La Cour suprême grecque annule la libération d'Alexandros Giotopoulos, chef du 17 novembre, et ordonne son retour en prison
L'Aréopage a annulé la libération conditionnelle d'Alexandros Giotopoulos, cerveau condamné du groupe terroriste 17 novembre, après que le parquet a fait valoir que la décision violait une disposition de 2021 exigeant au moins 25 ans de détention effective pour les condamnés à plusieurs peines de perpétuité.
La Cour suprême annule la libération
La plus haute juridiction pénale de Grèce a annulé la décision ayant permis la libération d'Alexandros Giotopoulos après près de 24 ans de détention. La chambre pénale de l'Aréopage a suivi la recommandation du procureur adjoint Sophocles Logothetis, qui a examiné le dossier à la demande du procureur en chef Konstantinos Tzavellas. Cette décision annule immédiatement l'ordonnance de libération émise par le Conseil d'appel du Pirée, qui s'était appuyé sur la bonne conduite, l'obtention d'un doctorat durant l'incarcération et le respect des permissions de sortie pour justifier cette mesure.
Une question de seuils juridiques
La décision de la Cour suprême repose sur une disposition législative de 2021 concernant les personnes condamnées à plusieurs peines de réclusion à perpétuité. En vertu de ce texte, tout condamné à plusieurs peines de perpétuité ne peut être libéré avant d'avoir purgé au moins 25 ans de détention effective. Giotopoulos, condamné à 17 peines de perpétuité pour son rôle dans 17 meurtres commis par le groupe de guérilla urbaine, avait purgé environ 24 ans. La Cour suprême a estimé que le conseil du Pirée n'avait pas appliqué le minimum de 25 ans requis par la loi de 2021. Cet arrêt établit une nouvelle jurisprudence sur la libération conditionnelle des condamnés à plusieurs peines de perpétuité.

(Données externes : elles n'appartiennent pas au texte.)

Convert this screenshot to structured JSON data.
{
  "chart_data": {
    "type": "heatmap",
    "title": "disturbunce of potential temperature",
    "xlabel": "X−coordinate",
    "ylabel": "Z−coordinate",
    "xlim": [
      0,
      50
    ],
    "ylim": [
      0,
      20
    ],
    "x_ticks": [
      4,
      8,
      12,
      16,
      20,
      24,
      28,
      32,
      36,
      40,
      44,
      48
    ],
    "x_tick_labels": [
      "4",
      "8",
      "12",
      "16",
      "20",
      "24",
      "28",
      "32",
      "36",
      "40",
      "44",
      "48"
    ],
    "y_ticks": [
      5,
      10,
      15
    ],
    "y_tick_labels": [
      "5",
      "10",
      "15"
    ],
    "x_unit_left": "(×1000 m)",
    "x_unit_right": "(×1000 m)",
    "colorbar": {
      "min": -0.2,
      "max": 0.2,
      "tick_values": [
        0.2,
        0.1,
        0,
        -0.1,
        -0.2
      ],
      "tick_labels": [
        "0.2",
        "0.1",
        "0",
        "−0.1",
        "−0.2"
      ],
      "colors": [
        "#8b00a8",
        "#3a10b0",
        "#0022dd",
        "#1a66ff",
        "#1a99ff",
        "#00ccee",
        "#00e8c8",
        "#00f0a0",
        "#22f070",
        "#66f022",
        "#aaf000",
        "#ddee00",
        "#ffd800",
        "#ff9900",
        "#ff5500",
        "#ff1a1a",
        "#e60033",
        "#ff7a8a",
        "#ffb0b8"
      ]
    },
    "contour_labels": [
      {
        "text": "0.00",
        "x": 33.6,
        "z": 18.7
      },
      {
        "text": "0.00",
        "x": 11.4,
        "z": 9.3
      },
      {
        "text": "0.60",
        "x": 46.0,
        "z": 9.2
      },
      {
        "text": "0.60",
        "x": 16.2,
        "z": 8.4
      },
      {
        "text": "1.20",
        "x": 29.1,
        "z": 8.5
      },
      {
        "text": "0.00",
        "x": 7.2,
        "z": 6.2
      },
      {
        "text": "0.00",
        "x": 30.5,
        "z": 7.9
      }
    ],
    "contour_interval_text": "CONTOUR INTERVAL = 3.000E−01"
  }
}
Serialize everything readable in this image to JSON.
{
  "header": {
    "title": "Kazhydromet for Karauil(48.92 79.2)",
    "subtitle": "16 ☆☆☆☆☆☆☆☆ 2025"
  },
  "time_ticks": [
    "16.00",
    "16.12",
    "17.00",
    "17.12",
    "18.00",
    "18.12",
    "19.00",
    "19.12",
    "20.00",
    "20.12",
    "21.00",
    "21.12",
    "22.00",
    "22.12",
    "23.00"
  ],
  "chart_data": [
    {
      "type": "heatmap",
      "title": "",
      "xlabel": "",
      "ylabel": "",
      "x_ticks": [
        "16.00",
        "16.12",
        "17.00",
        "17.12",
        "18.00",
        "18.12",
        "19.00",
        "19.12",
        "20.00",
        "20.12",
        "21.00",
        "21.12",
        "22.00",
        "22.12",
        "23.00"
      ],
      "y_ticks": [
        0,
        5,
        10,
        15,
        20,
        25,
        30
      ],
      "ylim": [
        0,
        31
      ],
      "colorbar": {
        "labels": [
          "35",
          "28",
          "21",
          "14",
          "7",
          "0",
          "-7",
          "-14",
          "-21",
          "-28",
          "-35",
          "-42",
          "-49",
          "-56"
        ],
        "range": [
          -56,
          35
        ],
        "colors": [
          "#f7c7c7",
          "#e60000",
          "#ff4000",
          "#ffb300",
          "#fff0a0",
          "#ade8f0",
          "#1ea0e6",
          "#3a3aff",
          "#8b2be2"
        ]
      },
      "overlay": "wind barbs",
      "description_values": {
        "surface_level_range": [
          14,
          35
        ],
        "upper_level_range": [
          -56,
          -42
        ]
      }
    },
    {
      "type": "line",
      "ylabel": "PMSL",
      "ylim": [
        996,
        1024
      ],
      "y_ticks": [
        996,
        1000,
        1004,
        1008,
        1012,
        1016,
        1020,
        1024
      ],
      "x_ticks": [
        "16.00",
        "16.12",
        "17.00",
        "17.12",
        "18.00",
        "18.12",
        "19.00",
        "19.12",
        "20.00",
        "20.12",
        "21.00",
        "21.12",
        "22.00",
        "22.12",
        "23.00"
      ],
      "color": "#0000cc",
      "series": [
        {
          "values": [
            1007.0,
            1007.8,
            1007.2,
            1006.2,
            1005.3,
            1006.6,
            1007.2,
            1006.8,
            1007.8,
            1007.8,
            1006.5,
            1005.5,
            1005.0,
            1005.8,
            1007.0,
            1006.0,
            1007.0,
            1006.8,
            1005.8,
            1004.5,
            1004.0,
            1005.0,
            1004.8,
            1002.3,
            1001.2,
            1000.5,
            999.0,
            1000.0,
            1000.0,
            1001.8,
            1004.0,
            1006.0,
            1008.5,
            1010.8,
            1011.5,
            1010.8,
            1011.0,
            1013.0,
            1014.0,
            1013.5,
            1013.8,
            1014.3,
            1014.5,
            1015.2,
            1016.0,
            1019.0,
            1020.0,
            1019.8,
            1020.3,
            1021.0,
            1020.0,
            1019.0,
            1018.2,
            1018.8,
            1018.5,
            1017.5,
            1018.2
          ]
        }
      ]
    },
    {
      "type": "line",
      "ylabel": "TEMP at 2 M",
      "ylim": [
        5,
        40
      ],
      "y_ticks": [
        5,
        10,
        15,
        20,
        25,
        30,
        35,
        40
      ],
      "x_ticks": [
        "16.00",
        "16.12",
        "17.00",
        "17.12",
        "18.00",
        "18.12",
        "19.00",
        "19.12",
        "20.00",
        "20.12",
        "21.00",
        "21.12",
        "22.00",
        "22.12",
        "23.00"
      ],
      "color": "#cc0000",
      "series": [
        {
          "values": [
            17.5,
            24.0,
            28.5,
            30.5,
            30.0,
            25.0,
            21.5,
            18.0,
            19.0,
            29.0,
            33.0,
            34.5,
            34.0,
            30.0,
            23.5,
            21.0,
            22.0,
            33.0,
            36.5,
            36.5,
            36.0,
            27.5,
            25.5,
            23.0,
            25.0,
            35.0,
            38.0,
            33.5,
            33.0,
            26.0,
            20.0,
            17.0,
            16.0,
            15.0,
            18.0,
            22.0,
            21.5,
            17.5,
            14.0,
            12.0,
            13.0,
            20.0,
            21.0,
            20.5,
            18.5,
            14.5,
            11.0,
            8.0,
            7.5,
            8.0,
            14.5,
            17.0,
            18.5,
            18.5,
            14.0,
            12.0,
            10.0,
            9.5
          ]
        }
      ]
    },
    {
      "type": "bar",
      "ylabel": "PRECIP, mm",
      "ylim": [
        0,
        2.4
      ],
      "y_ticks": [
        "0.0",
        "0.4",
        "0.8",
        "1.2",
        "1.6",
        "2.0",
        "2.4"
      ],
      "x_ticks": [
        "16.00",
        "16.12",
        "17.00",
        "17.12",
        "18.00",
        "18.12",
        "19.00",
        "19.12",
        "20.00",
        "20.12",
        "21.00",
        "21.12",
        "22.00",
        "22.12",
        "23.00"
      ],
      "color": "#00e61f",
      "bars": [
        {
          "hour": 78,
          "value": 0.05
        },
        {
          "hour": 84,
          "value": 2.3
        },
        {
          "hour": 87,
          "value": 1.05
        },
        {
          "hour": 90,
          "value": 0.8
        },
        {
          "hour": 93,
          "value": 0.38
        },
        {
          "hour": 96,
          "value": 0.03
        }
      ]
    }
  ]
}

Trois scénarios pour une réincarcération
L'ordonnance de libération étant désormais juridiquement nulle, l'attention se porte sur les modalités du retour en prison de Giotopoulos. Trois scénarios procéduraux sont envisagés. Dans le premier, le conseil judiciaire du Pirée transmet l'annulation au procureur chargé de l'exécution des peines, qui émet un mandat d'arrêt ; la police procède alors à l'arrestation de Giotopoulos et le conduit devant le procureur, avant son transfert à la prison de Korydallos. Le deuxième scénario prévoit un document unique combinant le mandat d'arrêt et l'ordre d'incarcération, permettant à la police de le transporter directement à la prison. Une troisième possibilité est que Giotopoulos se rende volontairement, accompagné d'un avocat, auprès d'une autorité judiciaire ou policière.
Implications plus larges
La décision de l'Aréopage impose non seulement la réincarcération de Giotopoulos, mais crée également un précédent sur la manière dont le système judiciaire grec traitera la libération conditionnelle des terroristes condamnés à plusieurs peines de perpétuité. L'arrêt précise que le seuil légal de 25 ans fixé en 2021 doit être strictement respecté, limitant ainsi le pouvoir d'appréciation des conseils judiciaires inférieurs. Les observateurs juridiques s'attendent à ce que cette nouvelle jurisprudence affecte un petit groupe, mais symboliquement significatif, de détenus condamnés pour des crimes liés au terrorisme intérieur.